Open since 1950, Bar Eme is much-loved for its legendary triangulos – sandwiches that are (uncharacteristically for local cuisine) stuffed and sloppy. The secret lies in their house-made white bread and the mysterious salsa rossini – a spicy red sauce so closely guarded that its recipe is reportedly locked in a safe. The generously sauced sandwiches are layered with thick-cut ham, tomatoes, mayo and lettuce from the counter.
Little satisfies like Irrintzi’s bartop, stacked with tray after tray of pintxos, from octopus cooked in red wine until tender to the famous duck confit with a kick of peanut. Pintxos like fragrant falafel with shitake mushroom make this a rare vegetarian-friendly stop, too. Where in some bars, paper signs explaining each pintxo are a red flag that you’ve stumbled upon a tourist trap, in Irrintzi they just save you time in understanding the always-changing, ever-elaborate creations.
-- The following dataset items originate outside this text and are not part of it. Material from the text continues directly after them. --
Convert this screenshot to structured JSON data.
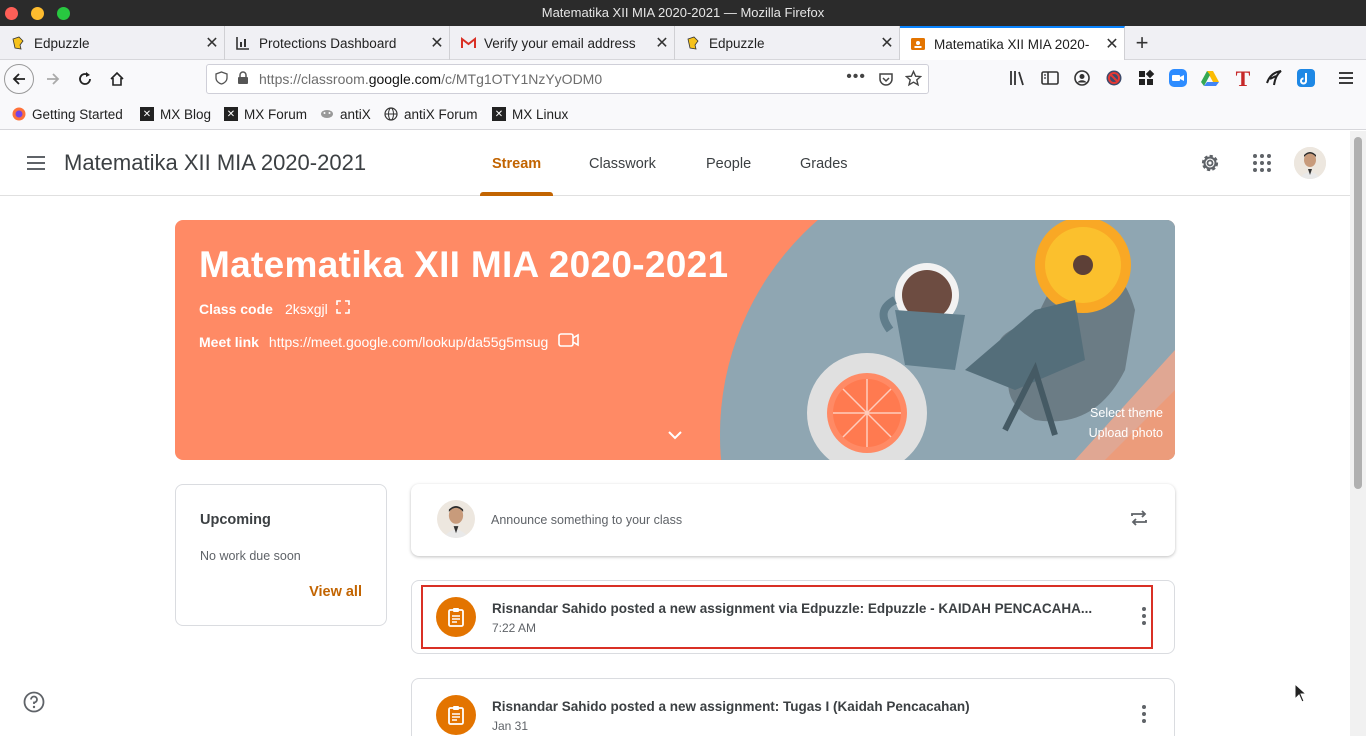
{
  "window": {
    "title": "Matematika XII MIA 2020-2021 — Mozilla Firefox"
  },
  "tabs": [
    {
      "label": "Edpuzzle",
      "icon": "edpuzzle-icon"
    },
    {
      "label": "Protections Dashboard",
      "icon": "chart-icon"
    },
    {
      "label": "Verify your email address",
      "icon": "gmail-icon"
    },
    {
      "label": "Edpuzzle",
      "icon": "edpuzzle-icon"
    },
    {
      "label": "Matematika XII MIA 2020-",
      "icon": "classroom-icon"
    }
  ],
  "url": {
    "prefix": "https://classroom.",
    "domain": "google.com",
    "path": "/c/MTg1OTY1NzYyODM0"
  },
  "bookmarks": [
    {
      "label": "Getting Started",
      "icon": "firefox-icon"
    },
    {
      "label": "MX Blog",
      "icon": "mx-icon"
    },
    {
      "label": "MX Forum",
      "icon": "mx-icon"
    },
    {
      "label": "antiX",
      "icon": "antix-icon"
    },
    {
      "label": "antiX Forum",
      "icon": "globe-icon"
    },
    {
      "label": "MX Linux",
      "icon": "mx-icon"
    }
  ],
  "app": {
    "title": "Matematika XII MIA 2020-2021",
    "tabs": [
      "Stream",
      "Classwork",
      "People",
      "Grades"
    ]
  },
  "banner": {
    "title": "Matematika XII MIA 2020-2021",
    "class_code_label": "Class code",
    "class_code": "2ksxgjl",
    "meet_label": "Meet link",
    "meet_url": "https://meet.google.com/lookup/da55g5msug",
    "select_theme": "Select theme",
    "upload_photo": "Upload photo"
  },
  "upcoming": {
    "title": "Upcoming",
    "empty": "No work due soon",
    "view_all": "View all"
  },
  "announce": {
    "placeholder": "Announce something to your class"
  },
  "posts": [
    {
      "text": "Risnandar Sahido posted a new assignment via Edpuzzle: Edpuzzle - KAIDAH PENCACAHA...",
      "time": "7:22 AM",
      "highlighted": true
    },
    {
      "text": "Risnandar Sahido posted a new assignment: Tugas I (Kaidah Pencacahan)",
      "time": "Jan 31",
      "highlighted": false
    }
  ],
  "colors": {
    "accent": "#c26401",
    "banner": "#ff8a65",
    "assignment_icon": "#e37400",
    "highlight": "#d93025"
  }
}
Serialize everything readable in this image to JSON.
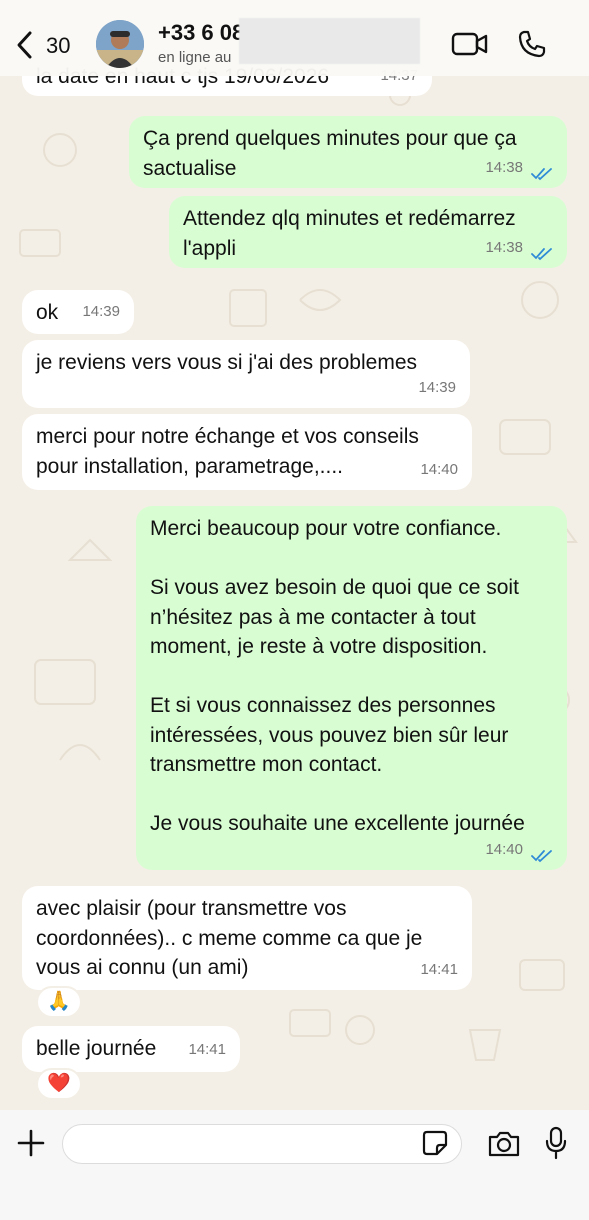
{
  "header": {
    "back_count": "30",
    "contact_name": "+33 6 08",
    "status": "en ligne au"
  },
  "messages": [
    {
      "dir": "in",
      "text": "la date en haut c tjs 19/06/2026",
      "time": "14:37"
    },
    {
      "dir": "out",
      "text": "Ça prend quelques minutes pour que ça\nsactualise",
      "time": "14:38",
      "read": true
    },
    {
      "dir": "out",
      "text": "Attendez qlq minutes et redémarrez\nl'appli",
      "time": "14:38",
      "read": true
    },
    {
      "dir": "in",
      "text": "ok",
      "time": "14:39"
    },
    {
      "dir": "in",
      "text": "je reviens vers vous si j'ai des problemes",
      "time": "14:39"
    },
    {
      "dir": "in",
      "text": "merci pour notre échange et vos conseils\npour installation, parametrage,....",
      "time": "14:40"
    },
    {
      "dir": "out",
      "text": "Merci beaucoup pour votre confiance.\n\nSi vous avez besoin de quoi que ce soit\nn’hésitez pas à me contacter à tout\nmoment, je reste à votre disposition.\n\nEt si vous connaissez des personnes\nintéressées, vous pouvez bien sûr leur\ntransmettre mon contact.\n\nJe vous souhaite une excellente journée",
      "time": "14:40",
      "read": true
    },
    {
      "dir": "in",
      "text": "avec plaisir (pour transmettre vos\ncoordonnées).. c meme comme ca que je\nvous ai connu (un ami)",
      "time": "14:41",
      "reaction": "🙏"
    },
    {
      "dir": "in",
      "text": "belle journée",
      "time": "14:41",
      "reaction": "❤️"
    }
  ],
  "input": {
    "placeholder": ""
  },
  "colors": {
    "incoming": "#ffffff",
    "outgoing": "#d9fdd3",
    "read_ticks": "#2f8bd6",
    "wallpaper": "#f4efe6"
  }
}
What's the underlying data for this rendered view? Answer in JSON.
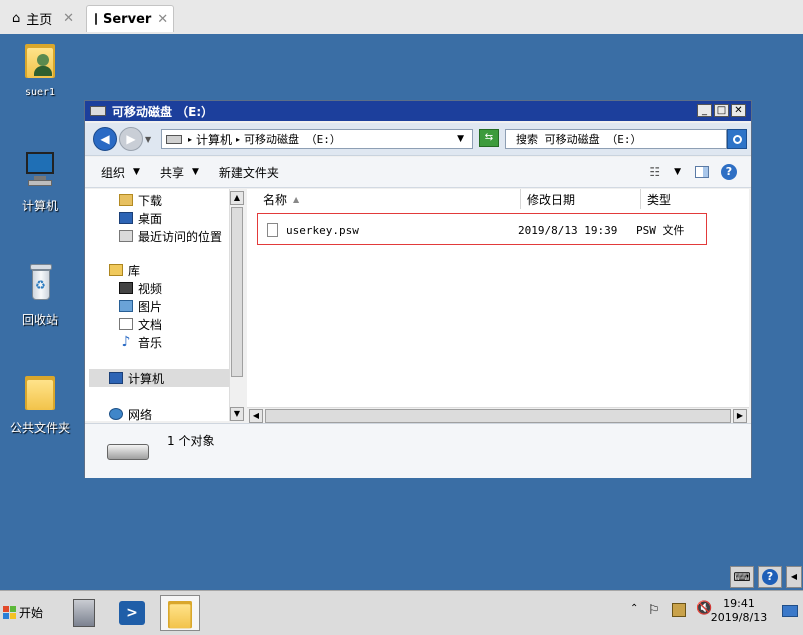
{
  "tabs": [
    {
      "label": "主页",
      "icon": "home-icon"
    },
    {
      "label": "Server",
      "icon": "server-vm-icon"
    }
  ],
  "desktop_icons": [
    {
      "label": "suer1",
      "icon": "user-folder-icon"
    },
    {
      "label": "计算机",
      "icon": "computer-icon"
    },
    {
      "label": "回收站",
      "icon": "recycle-bin-icon"
    },
    {
      "label": "公共文件夹",
      "icon": "folder-icon"
    }
  ],
  "window": {
    "title": "可移动磁盘 （E:）",
    "address": {
      "computer": "计算机",
      "location": "可移动磁盘 （E:）"
    },
    "search_placeholder": "搜索 可移动磁盘 （E:）",
    "toolbar": {
      "organize": "组织",
      "share": "共享",
      "new_folder": "新建文件夹"
    },
    "nav": {
      "downloads": "下载",
      "desktop": "桌面",
      "recent": "最近访问的位置",
      "libraries": "库",
      "videos": "视频",
      "pictures": "图片",
      "documents": "文档",
      "music": "音乐",
      "computer": "计算机",
      "network": "网络"
    },
    "columns": {
      "name": "名称",
      "modified": "修改日期",
      "type": "类型"
    },
    "files": [
      {
        "name": "userkey.psw",
        "modified": "2019/8/13 19:39",
        "type": "PSW 文件"
      }
    ],
    "status": "1 个对象"
  },
  "taskbar": {
    "start_label": "开始",
    "time": "19:41",
    "date": "2019/8/13"
  },
  "colors": {
    "desktop": "#3a6ea5",
    "titlebar": "#1c3f9c",
    "highlight": "#e23a3a"
  }
}
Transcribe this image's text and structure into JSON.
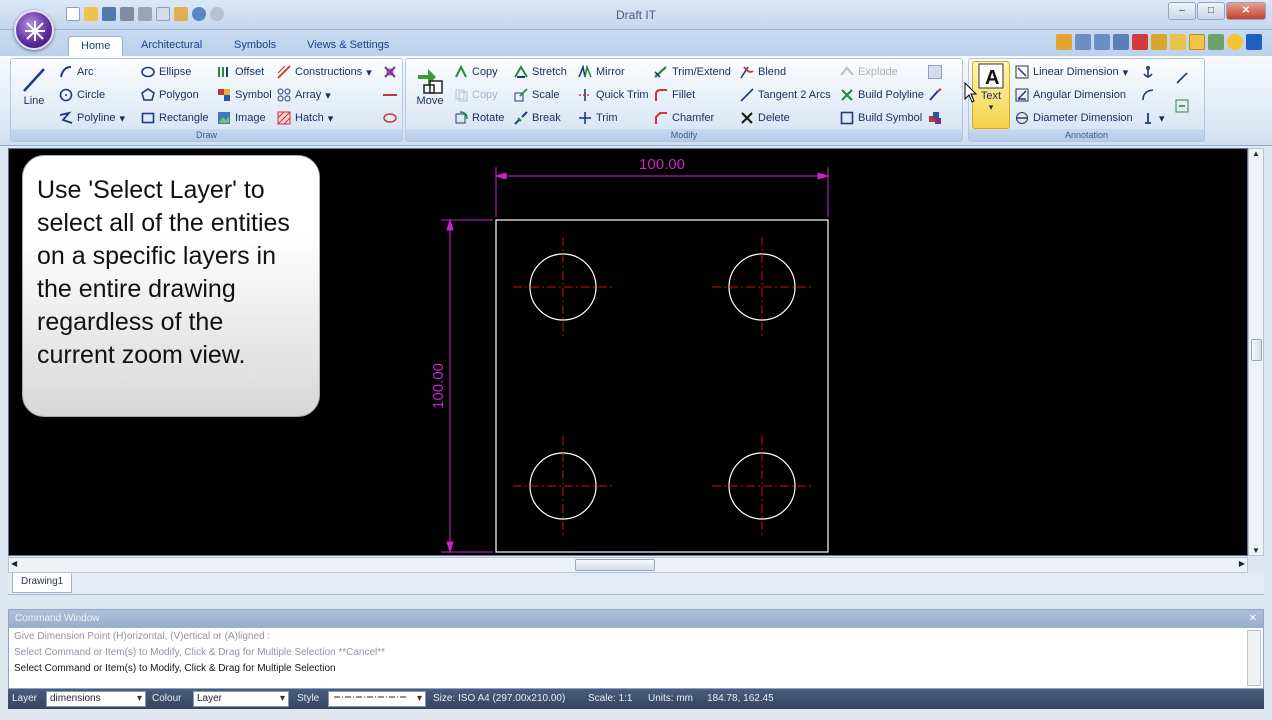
{
  "app": {
    "title": "Draft IT"
  },
  "tabs": [
    "Home",
    "Architectural",
    "Symbols",
    "Views & Settings"
  ],
  "ribbon": {
    "draw": {
      "label": "Draw",
      "line": "Line",
      "arc": "Arc",
      "circle": "Circle",
      "polyline": "Polyline",
      "ellipse": "Ellipse",
      "polygon": "Polygon",
      "rectangle": "Rectangle",
      "offset": "Offset",
      "symbol": "Symbol",
      "image": "Image",
      "constructions": "Constructions",
      "array": "Array",
      "hatch": "Hatch"
    },
    "modify": {
      "label": "Modify",
      "move": "Move",
      "copy": "Copy",
      "copy_disabled": "Copy",
      "rotate": "Rotate",
      "stretch": "Stretch",
      "scale": "Scale",
      "break": "Break",
      "mirror": "Mirror",
      "quick_trim": "Quick Trim",
      "trim": "Trim",
      "trim_extend": "Trim/Extend",
      "fillet": "Fillet",
      "chamfer": "Chamfer",
      "blend": "Blend",
      "tangent_2_arcs": "Tangent 2 Arcs",
      "delete": "Delete",
      "explode": "Explode",
      "build_polyline": "Build Polyline",
      "build_symbol": "Build Symbol"
    },
    "annotation": {
      "label": "Annotation",
      "text": "Text",
      "linear_dimension": "Linear Dimension",
      "angular_dimension": "Angular Dimension",
      "diameter_dimension": "Diameter Dimension"
    }
  },
  "drawing": {
    "dim_horizontal": "100.00",
    "dim_vertical": "100.00",
    "colors": {
      "outline": "#ffffff",
      "dimension": "#cc22cc",
      "centerline": "#cc1111"
    }
  },
  "callout": {
    "text": "Use 'Select Layer' to select all of the entities on a specific layers in the entire drawing regardless of the current zoom view."
  },
  "doc_tab": "Drawing1",
  "command_window": {
    "title": "Command Window",
    "lines": [
      "Give Dimension Point (H)orizontal, (V)ertical or (A)ligned :",
      "Select Command or Item(s) to Modify, Click & Drag for Multiple Selection  **Cancel**",
      "Select Command or Item(s) to Modify, Click & Drag for Multiple Selection"
    ]
  },
  "status": {
    "layer_label": "Layer",
    "layer_value": "dimensions",
    "colour_label": "Colour",
    "colour_value": "Layer",
    "style_label": "Style",
    "size": "Size: ISO A4 (297.00x210.00)",
    "scale": "Scale: 1:1",
    "units": "Units: mm",
    "coords": "184.78, 162.45"
  }
}
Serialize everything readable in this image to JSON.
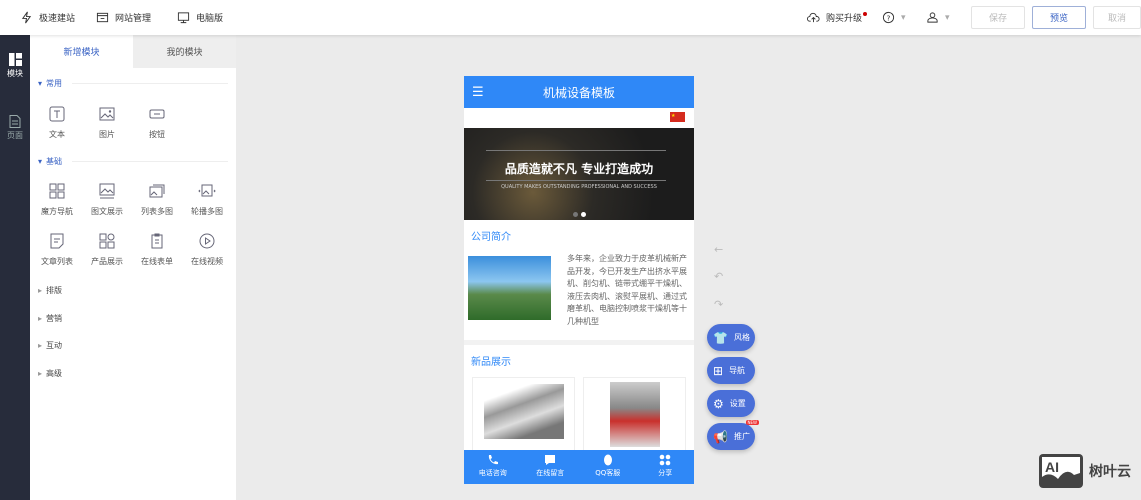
{
  "topbar": {
    "nav": [
      "极速建站",
      "网站管理",
      "电脑版"
    ],
    "upgrade": "购买升级",
    "save": "保存",
    "preview": "预览",
    "cancel": "取消"
  },
  "rail": {
    "items": [
      "模块",
      "页面"
    ]
  },
  "panel": {
    "tabs": [
      "新增模块",
      "我的模块"
    ],
    "sections": {
      "common": "常用",
      "basic": "基础",
      "collapsed": [
        "排版",
        "营销",
        "互动",
        "高级"
      ]
    },
    "common_modules": [
      "文本",
      "图片",
      "按钮"
    ],
    "basic_modules": [
      "魔方导航",
      "图文展示",
      "列表多图",
      "轮播多图",
      "文章列表",
      "产品展示",
      "在线表单",
      "在线视频"
    ]
  },
  "phone": {
    "title": "机械设备模板",
    "banner_title": "品质造就不凡 专业打造成功",
    "banner_sub": "QUALITY MAKES OUTSTANDING PROFESSIONAL AND SUCCESS",
    "about_title": "公司简介",
    "about_text": "多年来，企业致力于皮革机械新产品开发，今已开发生产出挤水平展机、削匀机、链带式绷平干燥机、液压去肉机、滚熨平展机、通过式磨革机、电脑控制喷浆干燥机等十几种机型",
    "products_title": "新品展示",
    "bottom": [
      "电话咨询",
      "在线留言",
      "QQ客服",
      "分享"
    ]
  },
  "fabs": [
    "风格",
    "导航",
    "设置",
    "推广"
  ],
  "fab_badge": "NEW",
  "watermark": "树叶云",
  "colors": {
    "accent": "#2f88f7",
    "fab": "#4a6fd8",
    "rail": "#272c3b"
  }
}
Bilbao’s version of a down-home diner specializes in cazuelas, the local term used to refer to stews and amply sauced dishes. You’ll find the emblematic Basque dish salt cod al pil-pil, and a rotating list of traditional stars, from kokotxas with clams, snails in salsa Vizcaína of tomato and pepper, and tender squid served in an inky black sauce. This local spot is open only for lunch seatings during the week. Despite, or perhaps because of, this limited timetable, it’s best to call ahead.